Les roulés-boulés n'en finissent plus,
et nous restâmes longtemps
dans l'essoreuse à salade de la complicité
qui oublie parfois ses sphincters.

Le plaisir est un matelas
avec une bourre d'algues
sèches comme une boîte de mouchoirs en papier.

On s'étonne sans se parler.
On s'aime sans s'enlacer.
On prend congés l'un de l'autre
sans même avoir à partir.

La multitude de représentations de chacun de nous
se superposent avec celles de l'autre
afin de former une rivière de questions
où l'on se baigne allègrement. Nus.

Des animaux de philosophies
me parcourent
mais à trop vouloir les discerner,
ils s'enfuient.

J'en garde encore
la sensation d'avoir été brassé.
Peut-être alors que je ressemble à une bière artisanale.

Il me reste des doutes sur mon envergure réelle,
alors je la consulte
en avançant mon unique main.
Ses réactions me définiront indéniablement.

Je guette le moment
où la lueur de la vie
réanimera son pantin de visage.
Mais déjà la moelle-laser de sa colonne vertébrale
vrombit,
me jettera tous ses feux.
Ça m'impressionne.
On vient d'atteindre la température de la confiance.
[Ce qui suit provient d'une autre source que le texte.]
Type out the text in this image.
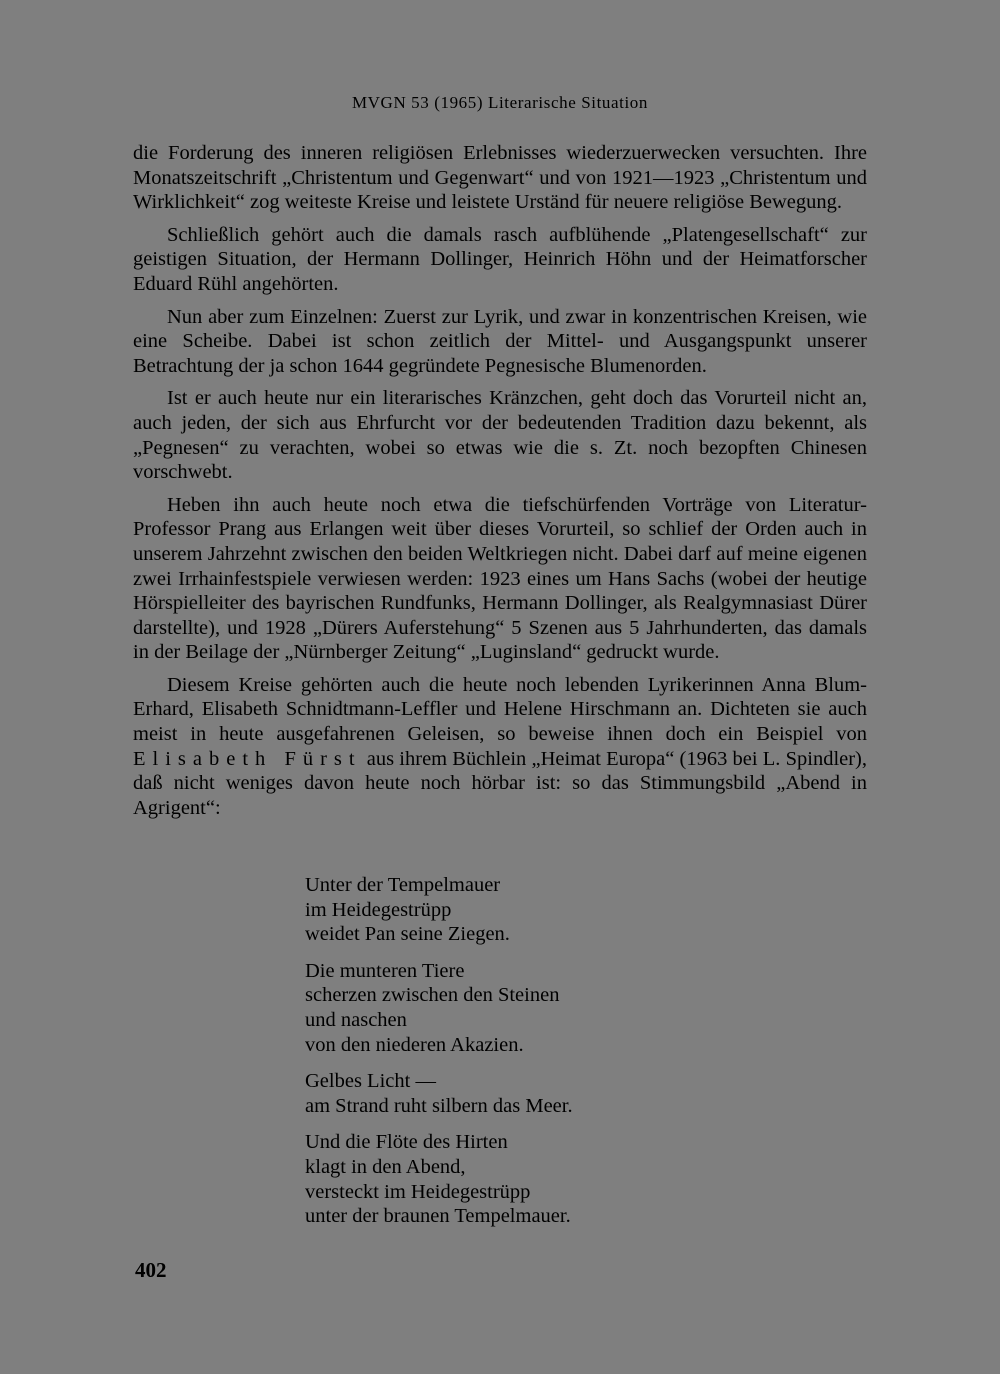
MVGN 53 (1965) Literarische Situation

die Forderung des inneren religiösen Erlebnisses wiederzuerwecken versuchten. Ihre Monatszeitschrift „Christentum und Gegenwart“ und von 1921—1923 „Christentum und Wirklichkeit“ zog weiteste Kreise und leistete Urständ für neuere religiöse Bewegung.

Schließlich gehört auch die damals rasch aufblühende „Platengesellschaft“ zur geistigen Situation, der Hermann Dollinger, Heinrich Höhn und der Heimatforscher Eduard Rühl angehörten.

Nun aber zum Einzelnen: Zuerst zur Lyrik, und zwar in konzentrischen Kreisen, wie eine Scheibe. Dabei ist schon zeitlich der Mittel- und Ausgangspunkt unserer Betrachtung der ja schon 1644 gegründete Pegnesische Blumenorden.

Ist er auch heute nur ein literarisches Kränzchen, geht doch das Vorurteil nicht an, auch jeden, der sich aus Ehrfurcht vor der bedeutenden Tradition dazu bekennt, als „Pegnesen“ zu verachten, wobei so etwas wie die s. Zt. noch bezopften Chinesen vorschwebt.

Heben ihn auch heute noch etwa die tiefschürfenden Vorträge von Literatur-Professor Prang aus Erlangen weit über dieses Vorurteil, so schlief der Orden auch in unserem Jahrzehnt zwischen den beiden Weltkriegen nicht. Dabei darf auf meine eigenen zwei Irrhainfestspiele verwiesen werden: 1923 eines um Hans Sachs (wobei der heutige Hörspielleiter des bayrischen Rundfunks, Hermann Dollinger, als Realgymnasiast Dürer darstellte), und 1928 „Dürers Auferstehung“ 5 Szenen aus 5 Jahrhunderten, das damals in der Beilage der „Nürnberger Zeitung“ „Luginsland“ gedruckt wurde.

Diesem Kreise gehörten auch die heute noch lebenden Lyrikerinnen Anna Blum-Erhard, Elisabeth Schnidtmann-Leffler und Helene Hirschmann an. Dichteten sie auch meist in heute ausgefahrenen Geleisen, so beweise ihnen doch ein Beispiel von Elisabeth Fürst aus ihrem Büchlein „Heimat Europa“ (1963 bei L. Spindler), daß nicht weniges davon heute noch hörbar ist: so das Stimmungsbild „Abend in Agrigent“:

Unter der Tempelmauer
im Heidegestrüpp
weidet Pan seine Ziegen.
Die munteren Tiere
scherzen zwischen den Steinen
und naschen
von den niederen Akazien.
Gelbes Licht —
am Strand ruht silbern das Meer.
Und die Flöte des Hirten
klagt in den Abend,
versteckt im Heidegestrüpp
unter der braunen Tempelmauer.
402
Je ne sais plus si sa jupe est un nimbe ou pas.
Je ne sais plus si ses cheveux sont une perruque ou pas.
Je ne saurai jamais si ses paroles
sortent de sa bouche ou d'ailleurs,
– « d'ailleurs », mais d'où ?

Je découvre alors que mon intuition
n'est toujours pas rentrée de vacances,
mais je la comprends aisément.

Osmose,
sympathie,
aimantation
sont des vents nouveaux qui me traversent,
me remodèlent
comme le feraient les mains artistes
d'un sculpteur généreux.

Dans mon cerveau,
je recompose après coup
ce que fut la sensation de la caresse
qu'elle me prodigua,
cet effleurement
qui a valeur de pétrissage,
cette phrase cutanée
qui m'a fait entendre des voix,
ce cadeau emballé de velours
qui a la permanence d'un tatouage,
cette mésange envolée
au pays où ma réjouissance
a fait sa demande d'asile,
réponse toujours en cours de traitement.

Durant ce temps,
beaucoup d'heures se sont écoulées.
Des jours, des semaines,
voire même un nombre incalculable
d'éternités.

Les textes présentés ci-dessus sont sous la responsabilité de leur auteur. Ils sont quasiment le fruit brut qui a été cueilli en fin de séance... sans filet !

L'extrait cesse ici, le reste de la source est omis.